Flames licked the sky in the direction of Gan Illana. There was more burning on Mount Herzl. But in Jerusalem the Armies of The Lord advanced in song, led on one side by a swarm of golden crosses, on another by the Mahdi and all of the Salawite mullahs. And in the center, chanting Hebrew psalms and carrying the Rebuilt Ark, the Kahanim priests of the new Sanhedrin. The faithful surged around the ruins of smashed buses, chanting in joy and carrying bricks and mortar.

Unable to move anything but his eyelids, Saul seemed to see it all again, played out against the pale white ceiling. It was a memory of smoke, and the acrid odor of superstition.

U.N. “peacekeepers” stood watch as the Architects planted the flags of three faiths on the Temple Mount and proclaimed the land holy in three tongues. The hover tanks had not moved to stop the riots. The world press hardly covered the slaughter of those resisting the new theocracy.

To the world it was a great day. “Peace” had come at last to the broiling navel of the world. Billions looked on it as a miracle as representatives of three great religions joined together in a holy cause.

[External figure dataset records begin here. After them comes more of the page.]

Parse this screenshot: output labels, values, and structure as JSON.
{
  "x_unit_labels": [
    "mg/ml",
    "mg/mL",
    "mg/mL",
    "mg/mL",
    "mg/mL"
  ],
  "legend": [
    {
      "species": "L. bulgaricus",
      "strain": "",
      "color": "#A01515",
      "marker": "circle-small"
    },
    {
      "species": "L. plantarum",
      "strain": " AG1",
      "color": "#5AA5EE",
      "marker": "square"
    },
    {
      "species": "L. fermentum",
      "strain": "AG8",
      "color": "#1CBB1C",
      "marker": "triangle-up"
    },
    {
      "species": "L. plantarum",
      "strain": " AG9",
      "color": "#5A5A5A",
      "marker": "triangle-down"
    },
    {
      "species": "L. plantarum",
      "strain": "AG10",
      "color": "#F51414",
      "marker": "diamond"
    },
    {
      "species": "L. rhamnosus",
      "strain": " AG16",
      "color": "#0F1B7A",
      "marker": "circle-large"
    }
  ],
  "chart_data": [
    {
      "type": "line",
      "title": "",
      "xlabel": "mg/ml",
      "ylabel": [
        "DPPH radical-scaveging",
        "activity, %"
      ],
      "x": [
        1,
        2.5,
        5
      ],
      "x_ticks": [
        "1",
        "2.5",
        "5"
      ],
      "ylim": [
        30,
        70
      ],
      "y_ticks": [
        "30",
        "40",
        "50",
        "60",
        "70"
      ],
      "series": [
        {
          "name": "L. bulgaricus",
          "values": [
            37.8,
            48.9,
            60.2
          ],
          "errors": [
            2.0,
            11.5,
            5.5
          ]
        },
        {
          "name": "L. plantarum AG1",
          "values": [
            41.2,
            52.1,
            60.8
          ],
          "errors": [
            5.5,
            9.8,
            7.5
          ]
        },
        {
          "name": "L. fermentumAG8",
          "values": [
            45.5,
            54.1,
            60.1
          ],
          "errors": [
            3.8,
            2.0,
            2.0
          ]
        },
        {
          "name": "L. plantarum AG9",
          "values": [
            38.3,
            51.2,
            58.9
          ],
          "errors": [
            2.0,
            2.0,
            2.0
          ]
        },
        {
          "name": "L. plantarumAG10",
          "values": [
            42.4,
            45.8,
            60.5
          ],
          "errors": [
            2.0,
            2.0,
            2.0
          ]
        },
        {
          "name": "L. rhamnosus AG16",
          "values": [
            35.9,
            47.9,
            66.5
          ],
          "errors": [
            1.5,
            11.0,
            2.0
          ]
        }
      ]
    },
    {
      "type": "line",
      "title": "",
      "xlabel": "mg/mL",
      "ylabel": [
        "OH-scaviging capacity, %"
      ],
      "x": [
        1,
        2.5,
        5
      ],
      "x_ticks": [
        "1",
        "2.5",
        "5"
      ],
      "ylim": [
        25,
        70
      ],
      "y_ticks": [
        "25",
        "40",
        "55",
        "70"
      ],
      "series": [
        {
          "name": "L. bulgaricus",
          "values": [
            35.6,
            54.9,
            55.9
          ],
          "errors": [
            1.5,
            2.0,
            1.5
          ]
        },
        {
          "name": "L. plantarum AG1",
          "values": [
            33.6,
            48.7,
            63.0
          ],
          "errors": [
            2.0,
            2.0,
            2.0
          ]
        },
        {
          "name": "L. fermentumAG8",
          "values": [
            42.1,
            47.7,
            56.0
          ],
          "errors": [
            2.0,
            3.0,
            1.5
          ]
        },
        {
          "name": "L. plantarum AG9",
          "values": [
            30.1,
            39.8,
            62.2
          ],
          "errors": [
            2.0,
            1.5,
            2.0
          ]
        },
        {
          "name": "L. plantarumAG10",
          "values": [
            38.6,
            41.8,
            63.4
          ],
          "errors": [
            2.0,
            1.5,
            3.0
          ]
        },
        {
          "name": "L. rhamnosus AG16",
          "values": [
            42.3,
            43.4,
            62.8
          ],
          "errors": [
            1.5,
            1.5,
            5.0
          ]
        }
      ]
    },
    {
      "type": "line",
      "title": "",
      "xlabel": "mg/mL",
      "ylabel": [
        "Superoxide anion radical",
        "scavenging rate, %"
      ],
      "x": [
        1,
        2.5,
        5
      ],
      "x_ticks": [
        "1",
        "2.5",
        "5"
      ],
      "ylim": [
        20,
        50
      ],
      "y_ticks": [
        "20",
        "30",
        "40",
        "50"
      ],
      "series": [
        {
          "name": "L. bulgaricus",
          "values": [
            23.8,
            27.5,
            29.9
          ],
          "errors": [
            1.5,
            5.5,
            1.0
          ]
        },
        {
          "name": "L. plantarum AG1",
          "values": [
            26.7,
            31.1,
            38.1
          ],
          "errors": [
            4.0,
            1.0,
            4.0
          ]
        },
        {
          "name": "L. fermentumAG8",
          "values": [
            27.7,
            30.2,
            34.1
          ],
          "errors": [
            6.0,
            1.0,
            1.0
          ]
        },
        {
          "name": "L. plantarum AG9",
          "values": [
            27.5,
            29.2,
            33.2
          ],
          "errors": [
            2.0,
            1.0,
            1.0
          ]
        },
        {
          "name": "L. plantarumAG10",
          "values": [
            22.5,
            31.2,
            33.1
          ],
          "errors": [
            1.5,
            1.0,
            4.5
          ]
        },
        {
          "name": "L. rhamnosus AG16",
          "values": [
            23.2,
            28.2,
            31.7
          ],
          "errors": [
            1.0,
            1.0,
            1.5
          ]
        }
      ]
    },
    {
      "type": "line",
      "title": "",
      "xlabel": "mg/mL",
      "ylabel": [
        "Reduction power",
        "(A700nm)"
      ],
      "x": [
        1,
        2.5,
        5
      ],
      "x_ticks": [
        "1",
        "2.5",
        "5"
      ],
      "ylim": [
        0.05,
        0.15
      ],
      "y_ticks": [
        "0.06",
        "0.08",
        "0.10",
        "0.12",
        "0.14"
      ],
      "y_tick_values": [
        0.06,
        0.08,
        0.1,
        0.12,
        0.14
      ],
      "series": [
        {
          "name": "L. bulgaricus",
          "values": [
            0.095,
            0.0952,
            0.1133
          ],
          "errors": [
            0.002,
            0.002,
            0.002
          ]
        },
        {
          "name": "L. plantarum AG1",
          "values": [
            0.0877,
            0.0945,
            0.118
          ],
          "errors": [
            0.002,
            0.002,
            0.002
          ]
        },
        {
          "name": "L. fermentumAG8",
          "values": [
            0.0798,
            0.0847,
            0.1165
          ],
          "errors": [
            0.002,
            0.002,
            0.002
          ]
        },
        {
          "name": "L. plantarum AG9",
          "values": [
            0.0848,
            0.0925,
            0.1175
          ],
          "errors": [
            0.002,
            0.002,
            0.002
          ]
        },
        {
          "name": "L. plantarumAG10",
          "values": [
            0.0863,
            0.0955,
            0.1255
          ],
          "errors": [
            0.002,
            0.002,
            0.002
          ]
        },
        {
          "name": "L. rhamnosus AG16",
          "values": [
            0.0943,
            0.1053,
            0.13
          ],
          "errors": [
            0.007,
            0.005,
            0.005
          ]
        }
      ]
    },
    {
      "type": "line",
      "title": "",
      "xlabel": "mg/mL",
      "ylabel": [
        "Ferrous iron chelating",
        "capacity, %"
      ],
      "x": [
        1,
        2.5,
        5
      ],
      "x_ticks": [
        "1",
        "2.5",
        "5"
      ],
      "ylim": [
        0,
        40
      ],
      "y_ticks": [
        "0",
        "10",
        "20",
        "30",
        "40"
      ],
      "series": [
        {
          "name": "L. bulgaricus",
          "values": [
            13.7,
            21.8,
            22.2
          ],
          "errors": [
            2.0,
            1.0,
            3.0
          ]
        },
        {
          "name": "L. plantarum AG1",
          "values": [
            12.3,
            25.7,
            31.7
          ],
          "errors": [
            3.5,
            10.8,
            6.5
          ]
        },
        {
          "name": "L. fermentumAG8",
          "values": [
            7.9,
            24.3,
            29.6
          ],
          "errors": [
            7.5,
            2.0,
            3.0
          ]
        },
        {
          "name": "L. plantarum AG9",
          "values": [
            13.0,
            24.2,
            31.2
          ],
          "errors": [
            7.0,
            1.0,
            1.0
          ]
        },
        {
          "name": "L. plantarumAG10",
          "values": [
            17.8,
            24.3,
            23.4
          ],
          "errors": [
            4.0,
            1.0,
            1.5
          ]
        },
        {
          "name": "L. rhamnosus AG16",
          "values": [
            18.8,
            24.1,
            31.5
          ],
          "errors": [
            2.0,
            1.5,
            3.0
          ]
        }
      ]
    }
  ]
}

To build a Temple to the Ultimate.

To fulfill prophecy.

To erect a place to speak to God.

Even after the fires had dimmed, after the Levites, Salawites, and Tribulationists had sealed the land, smoke still rose up to Mount Zion where he had watched. The pungent, sweet smell of roasting, sacrificial lambs.

The scent of Leviticus climbed once more into Heaven, curling under the nostrils of the Lord.

Saul closed his eyes again, and slept.

When next he awoke there was motion. A figure moved into view. He blinked, trying to focus.

It was an older face. Sterner. But he recognized it.

Saul felt his lips being moistened. He worked his mouth and managed to whisper one syllable.

“C… Carl?”

The visage overhead nodded. “Yes, Saul. It’s me. How are you feeling?”